Saturday, January 19, 2013

AN EMPTY CULTURE


AN EMPTY CULTURE

1 Peter 1: 18 and 19
For you know that you were redeemed from your empty way of life inherited from the fathers, not with perishable things like silver or gold, but with the precious blood of Christ, like that of a lamb without defect or blemish.

There are times when I realize that this culture in which I live in is empty.  It promises satisfaction, but it doesn't deliver.  Our culture tells us to have more things, more money, more, more,  more.  If we possess this or that, we will be happy, content, and our problems will disappear.  I have discovered that material possessions do not make me happy.  They certainly can't keep me content for very long.  And my problems are still there, even more so by the money I spent on the very thing that would make me happy.  Of course, then I feel guilty for having spent that money on such a needless item.

I long to seek God's culture.  His culture satisfies me to my most inner being.  Yet, it is so hard to fight against the culture into which I was born and to seek after the Lord's.  His culture promises that if you give, you will receive.  Humble yourselves, and you will be lifted up.  Become weak so you can be strong.  Give sacrificially, and you will be blessed.  Become last so you can be first.  

The deeper our relationship with Christ, the more unrewarding our culture becomes.  The more we seek Him, the less appeal the world has.  We see the bright beauty of the Lord, and we are able to recognize the dull glow of the world.

Let's each of us seek the Lord with renewed life, longing, and love.  Let us reject the world and its empty promises and hold tighter to Jesus, who alone can satisfy us.

Lord Jesus, I thank You for Your culture, for calling for a different way of life.  I repent of my selfishness, my desire to possess more.  Give me more of a giving heart, one that seeks to honor You in all she does.  In Your name, Amen.

Sunday, January 6, 2013

DREAM REBORN

Kisses from Katie: A Story of Relentless Love and Redemption  -     
        By: Katie J. Davis, Beth Clark


I love to read.  Have I mentioned that?  I often read fiction.  I don't usually read non-fiction.
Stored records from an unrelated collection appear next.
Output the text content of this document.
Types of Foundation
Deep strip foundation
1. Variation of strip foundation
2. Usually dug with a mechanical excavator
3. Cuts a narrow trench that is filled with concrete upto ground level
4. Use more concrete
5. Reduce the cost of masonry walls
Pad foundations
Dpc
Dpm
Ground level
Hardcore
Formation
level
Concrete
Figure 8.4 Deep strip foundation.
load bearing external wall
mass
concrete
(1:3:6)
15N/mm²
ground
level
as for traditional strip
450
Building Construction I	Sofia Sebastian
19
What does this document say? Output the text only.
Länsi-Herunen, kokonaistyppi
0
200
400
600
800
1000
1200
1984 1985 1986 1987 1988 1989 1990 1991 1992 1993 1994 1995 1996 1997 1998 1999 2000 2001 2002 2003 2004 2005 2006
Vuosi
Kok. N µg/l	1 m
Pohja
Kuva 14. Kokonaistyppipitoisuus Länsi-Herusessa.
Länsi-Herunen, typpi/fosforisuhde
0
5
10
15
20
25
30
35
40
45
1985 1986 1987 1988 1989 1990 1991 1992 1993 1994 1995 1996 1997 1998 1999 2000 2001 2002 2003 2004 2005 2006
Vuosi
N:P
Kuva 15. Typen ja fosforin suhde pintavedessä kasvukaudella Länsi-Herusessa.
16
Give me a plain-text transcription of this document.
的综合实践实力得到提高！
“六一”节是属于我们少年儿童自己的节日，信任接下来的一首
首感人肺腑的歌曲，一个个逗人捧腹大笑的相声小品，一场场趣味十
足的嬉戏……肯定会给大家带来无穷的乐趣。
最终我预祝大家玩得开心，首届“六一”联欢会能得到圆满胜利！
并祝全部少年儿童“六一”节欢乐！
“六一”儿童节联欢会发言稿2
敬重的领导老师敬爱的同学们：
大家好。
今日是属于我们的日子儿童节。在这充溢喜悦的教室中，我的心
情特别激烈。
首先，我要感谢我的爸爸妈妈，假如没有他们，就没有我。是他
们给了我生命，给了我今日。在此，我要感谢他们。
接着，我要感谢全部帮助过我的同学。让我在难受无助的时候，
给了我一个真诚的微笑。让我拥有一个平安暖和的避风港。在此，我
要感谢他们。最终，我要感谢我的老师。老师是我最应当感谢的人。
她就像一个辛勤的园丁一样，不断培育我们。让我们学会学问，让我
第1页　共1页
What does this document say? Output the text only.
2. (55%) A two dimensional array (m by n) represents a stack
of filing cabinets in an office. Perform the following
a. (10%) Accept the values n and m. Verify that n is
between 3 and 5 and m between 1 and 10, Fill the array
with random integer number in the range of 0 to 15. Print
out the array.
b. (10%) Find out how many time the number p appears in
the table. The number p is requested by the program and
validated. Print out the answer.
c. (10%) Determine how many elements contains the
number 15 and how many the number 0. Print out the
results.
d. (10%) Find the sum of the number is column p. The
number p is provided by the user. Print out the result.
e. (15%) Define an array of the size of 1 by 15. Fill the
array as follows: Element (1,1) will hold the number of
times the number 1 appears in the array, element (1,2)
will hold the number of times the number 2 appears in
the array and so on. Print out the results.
Sometimes, if I can read it fast and don't have to take my time with it. 

I have heard good reports about this book.  At first, I wasn't interested.  A lot of non-fiction books that I pick up are dry and boring within the first couple of chapters.  The more I learned about Kisses From Katie , the more I wanted to read it.  I kept my eye on it at the Christian bookstore, waiting for it to go on sale.  Just in case.  On Black Friday, I walked into the store, and there it was, on sale, staring me in the face and calling my name. So, I bought it.  When I got home, I placed it in my pile of unread books.  

Recently, I picked it up and started to read it.  I'm not finished with it yet (I'm only on the sixth chapter).  However, from the very first chapter, I am hooked.  This book is giving me hope. 

Hope that had died.  Hope that I had given up.  Hope that is now being resurrected and causing me to wonder what the Lord has in store for me.

Let me explain. . . 

Ever since I knew what adoption was, I was intrigued by it. The Lord planted a seed in my young heart.  From time to time, growing up, I considered having my own child (once I was married, which hasn't happened).  Always, I wanted to adopt.  Gradually, the desire to have my own natural child died.  Gradually, the desire to adopt someone else's child grew.  I became fascinated with it.  I was drawn to stories and movies about adoption.  As I became an adult, the desire never left.  

I had given up adoption and marriage only a few months ago.  Until this book.  

As I read the pages quickly turning into chapters, hope sprang up in me.  

Maybe, just maybe, the Lord is calling me to adopt.  Without being married.  

Now, I probably will not go to a foreign country, like Katie, but maybe the Lord is going to use me.  Maybe He is about to give me the desires of my heart; adopting a child.

Now, there is just one problem.  I do not live on my own yet.  I cannot afford to support myself just yet.  Every time I think I'm getting there, something major happens, and I have to start all over.  

Recently, I have been feeling led to change careers.  To look for a higher paying job with benefits.  To return to school, even though it will be training classes for adults.  To keep buying things to move out with.  To prepare.

My dream is reborn.  And, instead of choosing the child I would like to adopt, I will be open to whoever the Lord has in mind for me.  Newborn all the way up to 17 years old.  I will no longer limit God.  I will be His vessel, His servant.  

Along with this hope and dream comes excitement.  Excitement of what awaits me.  Excitement of how Jesus is going to use me.

Thank You, Jesus, for resurrecting my dreams, my hopes.  Use me and lead me.